In terms of advice, if you're working for a large company on an ITSM solution, where you're talking about incidents, problems, change, knowledge, there are three, maybe four vendors. I would say look at those very hard, learn what you can, and make the best decision for your organization. It's a limited market.
Disclosure: I am a real user, and this review is based on my own experience and opinions.
I agree with majority of the points mentioned by Joe.
But I do have some difference of opinion.
Deployment Issues:
Just to be clear, there can be different types of deployments. One is the first big bang deployment - when you roll out the whole application as it is provided by BMC (we generally refer to this as OOTB = Out Of The Box deployment). This generally is smooth.
However, once installed, almost always every organization needs to configure and customize it to a varying extent. It is during the customization, people run into issues related to deployment.
One major problem is that BMC Remedy ARS development platform has very limited version management capability (you can check related articles in BMC communities).
By itself this is not a big problem.
But it becomes a big problem when you have very aggressive - so called AGILE (it is not real agile but just the related people think they are doing "agile") - methodology of development of new features. In such case you are always in this situation:
Release 0 is already deployed in Production.

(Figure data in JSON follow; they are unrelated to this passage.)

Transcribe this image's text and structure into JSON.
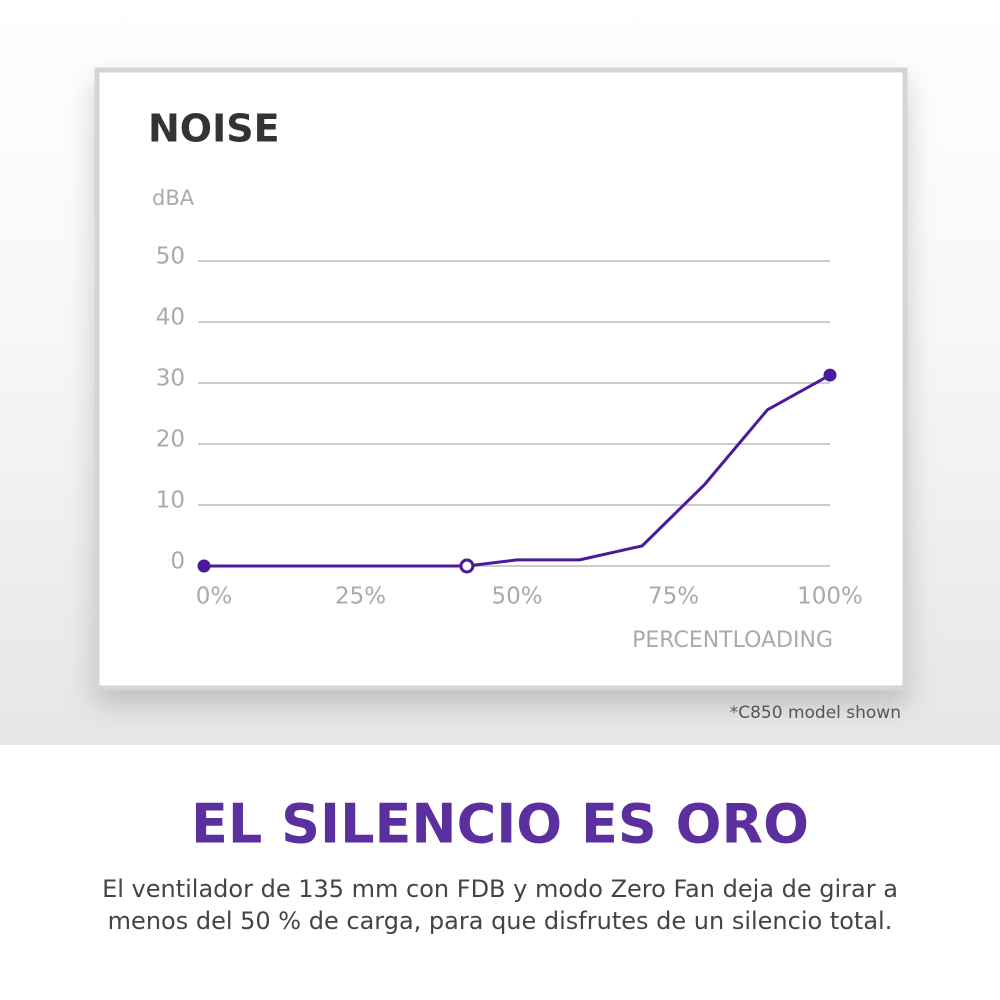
{
  "chart_data": {
    "type": "line",
    "title": "NOISE",
    "y_label": "dBA",
    "x_label": "PERCENTLOADING",
    "x": [
      0,
      42,
      50,
      60,
      70,
      80,
      90,
      100
    ],
    "series": [
      {
        "color": "#4b1a9c",
        "values": [
          0,
          0,
          1,
          1,
          3.3,
          13.4,
          25.6,
          31.3
        ],
        "markers": [
          "filled",
          "hollow",
          null,
          null,
          null,
          null,
          null,
          "filled"
        ]
      }
    ],
    "xlim": [
      0,
      100
    ],
    "ylim": [
      0,
      50
    ],
    "xticks": [
      {
        "value": 0,
        "label": "0%"
      },
      {
        "value": 25,
        "label": "25%"
      },
      {
        "value": 50,
        "label": "50%"
      },
      {
        "value": 75,
        "label": "75%"
      },
      {
        "value": 100,
        "label": "100%"
      }
    ],
    "yticks": [
      0,
      10,
      20,
      30,
      40,
      50
    ],
    "grid": true
  },
  "footnote": "*C850 model shown",
  "headline": "EL SILENCIO ES ORO",
  "body": [
    "El ventilador de 135 mm con FDB y modo Zero Fan deja de girar a",
    "menos del 50 % de carga, para que disfrutes de un silencio total."
  ]
}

Release 1 is in testing phase.
Release 2 is in development phase.
Release 3 is in design phase.
Each release overlaps with the other.
In this situation, all the environments on which BMC Remedy applications are deployed can not remain in sync. When you hit issue in one of the above releases, it becomes very hard to follow software configuration management and migrate Remedy workflows (i.e. objects such as Active Links, Filters, Forms and so on) between environments without causing side issues.
In conventional programming language like Java or C++, you can work on multiple code lines simultaneously and yet be able to build packages suitable to each release due to code branching/merging type facilities in standard tools like VSS, SVN, PVCS etc.
This can't be done using ARS platform (or it can be done but that is surely much convoluted way - I have taken 1-2 such implementations through but it was quite a pain to make it successful)
If one can maintain a somewhat less aggressive release cycle where all items of a given release are totally closed before touching scope of next release, Remedy can pretty much work in very stable and flawless manner - it is necessary in Remedy projects to not have your environments widely out of sync with each other (e.g. Development, Testing, Pre-production and Production).